Newbie Issue With Super-Slow Load of Text file into MySQL

Posted: Mon Nov 03, 2008 2:46 pm
by mb2442
I'm attempting to automate the loading of an 80,000 record (31 fields) tab and space delimited syslog into MySQL using PHP. It works, but takes 40 minutes to run, so I'm obviously missing something basic and critical. Any suggestions on what I'm missing here is greatly appreciated.... (the array_pad is used because the latter half of the record, the space-delimited part, is frequently missing.)

$handle= @fopen($filename, "r");
if ($handle) {
while (!feof($handle)) {
$line = fgets($handle, 4096);
$myArray = preg_split('/[\s\t]+/', $line);
$dataArray = array_pad($myArray, 30, "NULL");
mysql_query('INSERT INTO `databasename`.`tablename` (`auto_id`, `field1`, `field2`, `field3`) VALUES (NULL, \'' . $dataArray[0] . '\', \'' . $dataArray[1] . '\', \'' . $dataArray[2] . '\')');
}
fclose($handle);
}

Re: Newbie Issue With Super-Slow Load of Text file into MySQL

Posted: Mon Nov 03, 2008 4:18 pm
by Syntac
Might be a little faster...

Code: Select all

$text = file_get_contents( $file );
$lines = explode( "\n", $text );
 
foreach( $lines as $line )
{
    // do stuff
} 
...not sure, though.

Re: Newbie Issue With Super-Slow Load of Text file into MySQL

Posted: Mon Nov 03, 2008 4:33 pm
by infolock
Just a question, was the idea to use both tabs and spaces an delimiters your idea? if so, change it to csv and it will greatly reduce the speed/headache of the crunching you're doing.

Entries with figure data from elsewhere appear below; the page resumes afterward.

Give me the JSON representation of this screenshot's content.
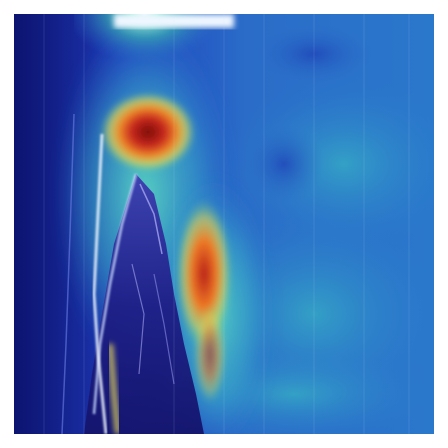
{
  "image": {
    "kind": "attention-heatmap-overlay",
    "colormap": "jet",
    "palette": {
      "deep_blue": "#101a8c",
      "blue": "#1c3fc4",
      "mid_blue": "#2a70d8",
      "cyan": "#3cc8dc",
      "teal": "#2ea6c8",
      "green": "#7cd67a",
      "yellow": "#f2e45a",
      "orange": "#ee8a2a",
      "red": "#c8281e",
      "dark_red": "#8c1410",
      "white": "#eef6ff",
      "lavender": "#a6a6f0"
    }
  }
}
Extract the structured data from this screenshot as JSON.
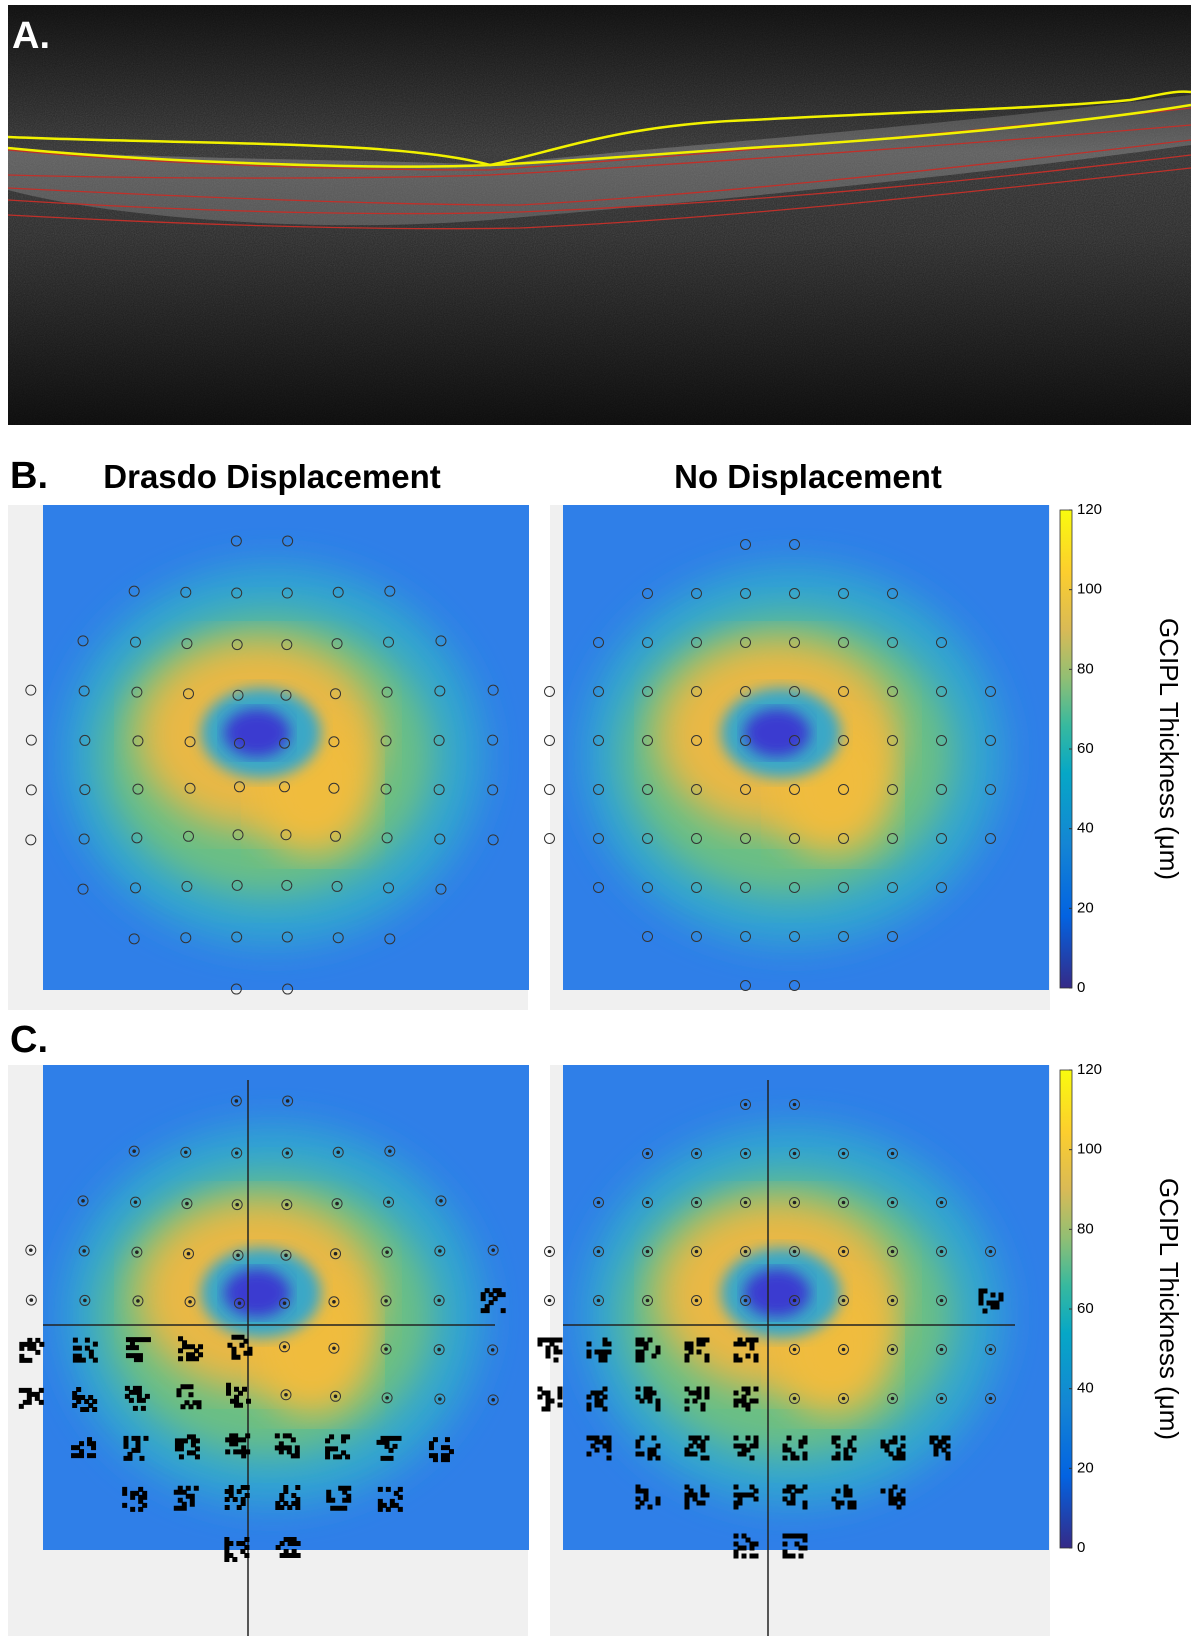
{
  "panels": {
    "a": {
      "label": "A."
    },
    "b": {
      "label": "B.",
      "titles": [
        "Drasdo Displacement",
        "No Displacement"
      ]
    },
    "c": {
      "label": "C."
    }
  },
  "colorbar": {
    "label": "GCIPL Thickness (μm)",
    "lim": [
      0,
      120
    ],
    "ticks": [
      0,
      20,
      40,
      60,
      80,
      100,
      120
    ]
  }
}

Also, try commenting out the MySQL insert queries and see how much that speeds it up. Might be issues with your schema.

Re: Newbie Issue With Super-Slow Load of Text file into MySQL

Posted: Wed Nov 05, 2008 8:05 am
by mb2442
Thanks very much for the suggestions, I certainly will look into them.

I'm loading a webfilter syslog dumped into a text file by someone else, and so I have no control over the text file's format. My understanding is that this webfiltering appliance cannot produce the syslog in any other format. The structure arises from the webfilter using tab delimiters, then the final field is a large amount of space delimited data which is the actual activity report.